The world is full of complex problems, few of which have simple solutions.  And yet, simple solutions are the ones we, as humans, it seems like best.  People are overweight (or think they are).  How many buy diet pills, DVDs promising dramatic weight loss in 20 minutes a day, or pay for elective surgery to change their bodies?  I don’t know the figures, but it’s lots.  While some of these approaches are expensive, they are relatively fast and they don’t require dramatic changes in habits.  The idea is that with one pill or a few minutes or a little pain, one can get the results they want without the repetitive and constant hard work that a of changing their diet or adding more exercise to their lives entails.  People prefer the silver bullet.

It’s the same paradigm in development.

People are starving.  This happens all the time, but it something we are more aware of due to the crises in the Horn of Africa where people are living in refugee camps and reliant on food distribution programs run by UNICEF, WFP or USAID.  These programs are doing what they can, but as we address the crisis, we also must think about how we got here.  What causes famine? The problem is dire, and also complex.  Hunger is caused by a lack of food, which is caused by lack.  Lack comes in many ways: land, knowledge of efficient agriculture practices, resources to purchase quality seed, availability of irrigation, access to information about pricing, policies to support trade, transportation to markets, storage…and it goes on.  The lack of food that causes mass hunger isn’t something that can be solved with a silver bullet.  But we try.

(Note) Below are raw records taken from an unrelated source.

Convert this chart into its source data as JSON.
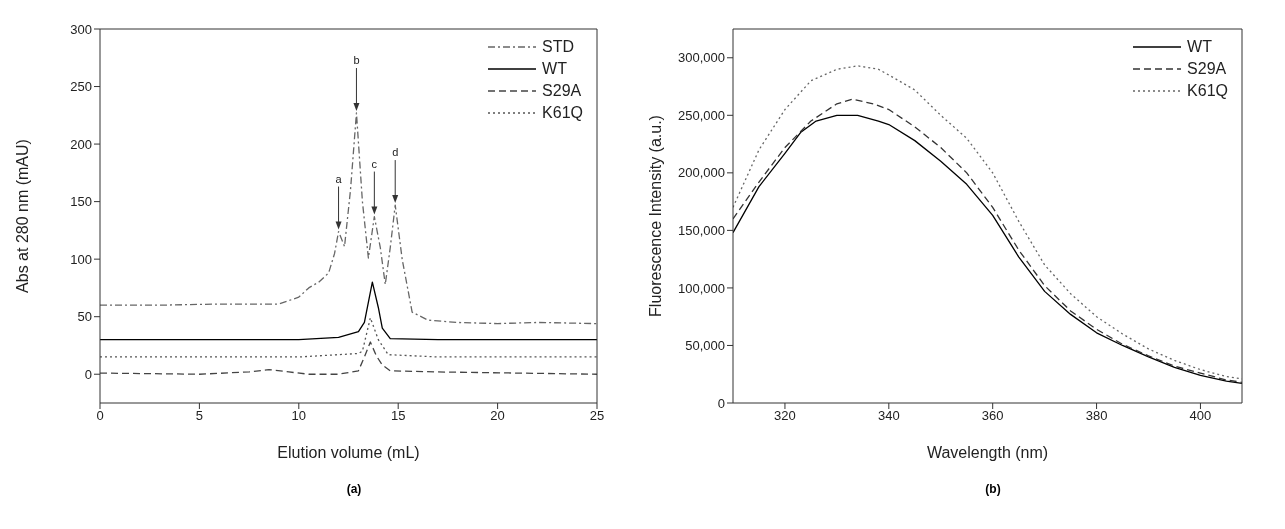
{
  "chart_data": [
    {
      "type": "line",
      "xlabel": "Elution volume (mL)",
      "ylabel": "Abs at 280 nm (mAU)",
      "xlim": [
        0,
        25
      ],
      "ylim": [
        -25,
        300
      ],
      "xticks": [
        0,
        5,
        10,
        15,
        20,
        25
      ],
      "yticks": [
        0,
        50,
        100,
        150,
        200,
        250,
        300
      ],
      "legend": "top right",
      "marker": "none",
      "series": [
        {
          "name": "STD",
          "color": "#666666",
          "line_style": "dashdot",
          "x": [
            0,
            3,
            6,
            9,
            10,
            10.5,
            11,
            11.5,
            11.8,
            12,
            12.3,
            12.6,
            12.9,
            13.2,
            13.5,
            13.8,
            14.1,
            14.35,
            14.6,
            14.85,
            15.2,
            15.7,
            16.5,
            18,
            20,
            22,
            25
          ],
          "values": [
            60,
            60,
            61,
            61,
            67,
            75,
            80,
            88,
            105,
            124,
            111,
            160,
            227,
            150,
            101,
            137,
            110,
            78,
            110,
            147,
            100,
            54,
            47,
            45,
            44,
            45,
            44
          ]
        },
        {
          "name": "WT",
          "color": "#000000",
          "line_style": "solid",
          "x": [
            0,
            10,
            12,
            13,
            13.3,
            13.7,
            14.0,
            14.2,
            14.6,
            17,
            25
          ],
          "values": [
            30,
            30,
            32,
            37,
            45,
            80,
            58,
            40,
            31,
            30,
            30
          ]
        },
        {
          "name": "S29A",
          "color": "#444444",
          "line_style": "dashed",
          "x": [
            0,
            5,
            7.5,
            8.5,
            9.5,
            10.5,
            12,
            13,
            13.3,
            13.6,
            13.9,
            14.2,
            14.6,
            17,
            25
          ],
          "values": [
            1,
            0,
            2,
            4,
            2,
            0,
            0,
            3,
            15,
            28,
            16,
            8,
            3,
            2,
            0
          ]
        },
        {
          "name": "K61Q",
          "color": "#555555",
          "line_style": "dotted",
          "x": [
            0,
            10,
            13,
            13.2,
            13.6,
            14.0,
            14.5,
            17,
            25
          ],
          "values": [
            15,
            15,
            18,
            20,
            49,
            30,
            17,
            15,
            15
          ]
        }
      ],
      "annotations": [
        {
          "text": "a",
          "x": 12,
          "y": 124
        },
        {
          "text": "b",
          "x": 12.9,
          "y": 227
        },
        {
          "text": "c",
          "x": 13.8,
          "y": 137
        },
        {
          "text": "d",
          "x": 14.85,
          "y": 147
        },
        "(a)"
      ]
    },
    {
      "type": "line",
      "xlabel": "Wavelength (nm)",
      "ylabel": "Fluorescence Intensity (a.u.)",
      "xlim": [
        310,
        408
      ],
      "ylim": [
        0,
        325000
      ],
      "xticks": [
        320,
        340,
        360,
        380,
        400
      ],
      "yticks": [
        0,
        {
          "value": 50000,
          "label": "50,000"
        },
        {
          "value": 100000,
          "label": "100,000"
        },
        {
          "value": 150000,
          "label": "150,000"
        },
        {
          "value": 200000,
          "label": "200,000"
        },
        {
          "value": 250000,
          "label": "250,000"
        },
        {
          "value": 300000,
          "label": "300,000"
        }
      ],
      "legend": "top right",
      "marker": "none",
      "series": [
        {
          "name": "WT",
          "color": "#000000",
          "line_style": "solid",
          "x": [
            310,
            315,
            320,
            323,
            326,
            330,
            334,
            338,
            340,
            345,
            350,
            355,
            360,
            365,
            370,
            375,
            380,
            385,
            390,
            395,
            400,
            405,
            408
          ],
          "values": [
            148000,
            188000,
            217000,
            235000,
            245000,
            250000,
            250000,
            245000,
            242000,
            228000,
            210000,
            190000,
            163000,
            127000,
            97000,
            77000,
            61000,
            50000,
            40000,
            31000,
            24000,
            19000,
            17000
          ]
        },
        {
          "name": "S29A",
          "color": "#333333",
          "line_style": "dashed",
          "x": [
            310,
            315,
            320,
            325,
            330,
            333,
            337,
            340,
            345,
            350,
            355,
            360,
            365,
            370,
            375,
            380,
            385,
            390,
            395,
            400,
            405,
            408
          ],
          "values": [
            160000,
            192000,
            222000,
            245000,
            260000,
            264000,
            260000,
            255000,
            240000,
            222000,
            200000,
            170000,
            133000,
            102000,
            80000,
            64000,
            51000,
            41000,
            32000,
            26000,
            20000,
            18000
          ]
        },
        {
          "name": "K61Q",
          "color": "#666666",
          "line_style": "dotted",
          "x": [
            310,
            315,
            320,
            325,
            330,
            334,
            338,
            340,
            345,
            350,
            355,
            360,
            365,
            370,
            375,
            380,
            385,
            390,
            395,
            400,
            405,
            408
          ],
          "values": [
            170000,
            220000,
            255000,
            280000,
            290000,
            293000,
            290000,
            285000,
            272000,
            250000,
            230000,
            200000,
            158000,
            120000,
            95000,
            75000,
            60000,
            47000,
            37000,
            29000,
            23000,
            21000
          ]
        }
      ],
      "annotations": [
        "(b)"
      ]
    }
  ]
}
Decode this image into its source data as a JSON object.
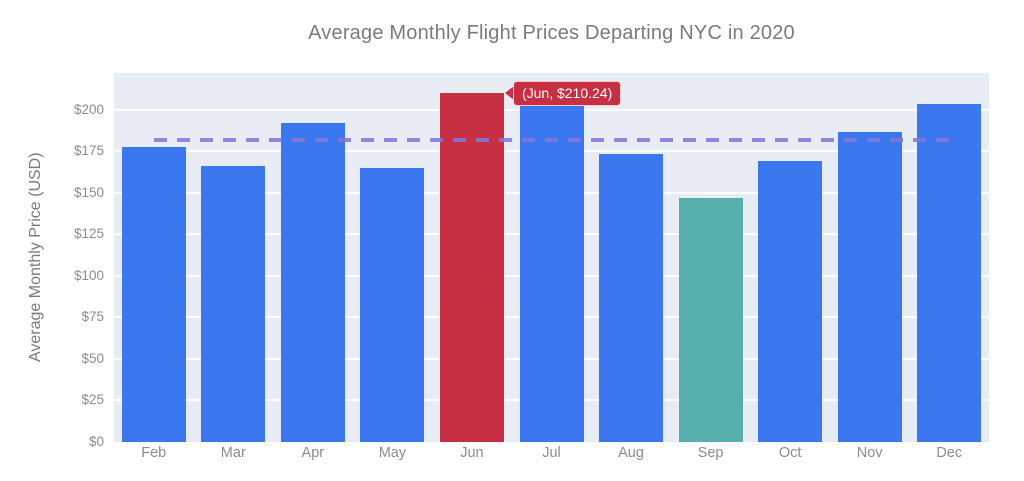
{
  "chart_data": {
    "type": "bar",
    "title": "Average Monthly Flight Prices Departing NYC in 2020",
    "xlabel": "",
    "ylabel": "Average Monthly Price (USD)",
    "categories": [
      "Feb",
      "Mar",
      "Apr",
      "May",
      "Jun",
      "Jul",
      "Aug",
      "Sep",
      "Oct",
      "Nov",
      "Dec"
    ],
    "values": [
      177.5,
      166.1,
      191.9,
      164.9,
      210.24,
      202.6,
      173.3,
      146.6,
      168.8,
      186.3,
      203.3
    ],
    "ylim": [
      0,
      222
    ],
    "grid": true,
    "legend": false,
    "plot_bg_color": "#e8edf5",
    "bar_default_color": "#3b78f0",
    "highlights": [
      {
        "category": "Jun",
        "color": "#c72f42",
        "note": "highest month"
      },
      {
        "category": "Sep",
        "color": "#55b0ac",
        "note": "lowest month"
      }
    ],
    "reference_line": {
      "value": 181.5,
      "style": "dashed",
      "color": "#8677d8"
    },
    "annotation": {
      "text": "(Jun, $210.24)",
      "target_category": "Jun",
      "bg_color": "#c72f42",
      "text_color": "#ffffff"
    },
    "yticks": [
      {
        "value": 0,
        "label": "$0"
      },
      {
        "value": 25,
        "label": "$25"
      },
      {
        "value": 50,
        "label": "$50"
      },
      {
        "value": 75,
        "label": "$75"
      },
      {
        "value": 100,
        "label": "$100"
      },
      {
        "value": 125,
        "label": "$125"
      },
      {
        "value": 150,
        "label": "$150"
      },
      {
        "value": 175,
        "label": "$175"
      },
      {
        "value": 200,
        "label": "$200"
      }
    ]
  }
}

One solution that has been touted as a silver bullet to hunger recently is RUTF (ready to use therapeutic food).  This magical concoction of peanuts, milk powder, sugar, oil and micronutrients can transform a severely acute malnourished (SAM) child into one with more than a fighting chance in 6 to 8 weeks.  No doubt, it is amazing.  But, this product is not a solution to mass hunger and we need to be careful about the way it is used so that we don’t ignore the underlying problem and inadvertently cause even more problems.

Things we need to remember about RUTF:

It addresses a very specific condition: severe acute malnutrition in which a person is more than two standard deviations below the appropriate range as measured by MUAC (mid-upper arm circumference).

It is expensive: $60 for the product alone for a 2 month supply

It requires a functioning supply chain: from production to port to community, including storage facilities for heavy and bulky

It requires a community-based management program with healthcare trained and provided the resources to identify children with SAM, teach their caregivers to administer the medication at home, and follow-up with the families.

And, most important, RUTF is not food.  While it does play an important role, it is not the silver bullet to the issue of hunger.  As the wise Paul Farmer once told me, “food is the solution to hunger.”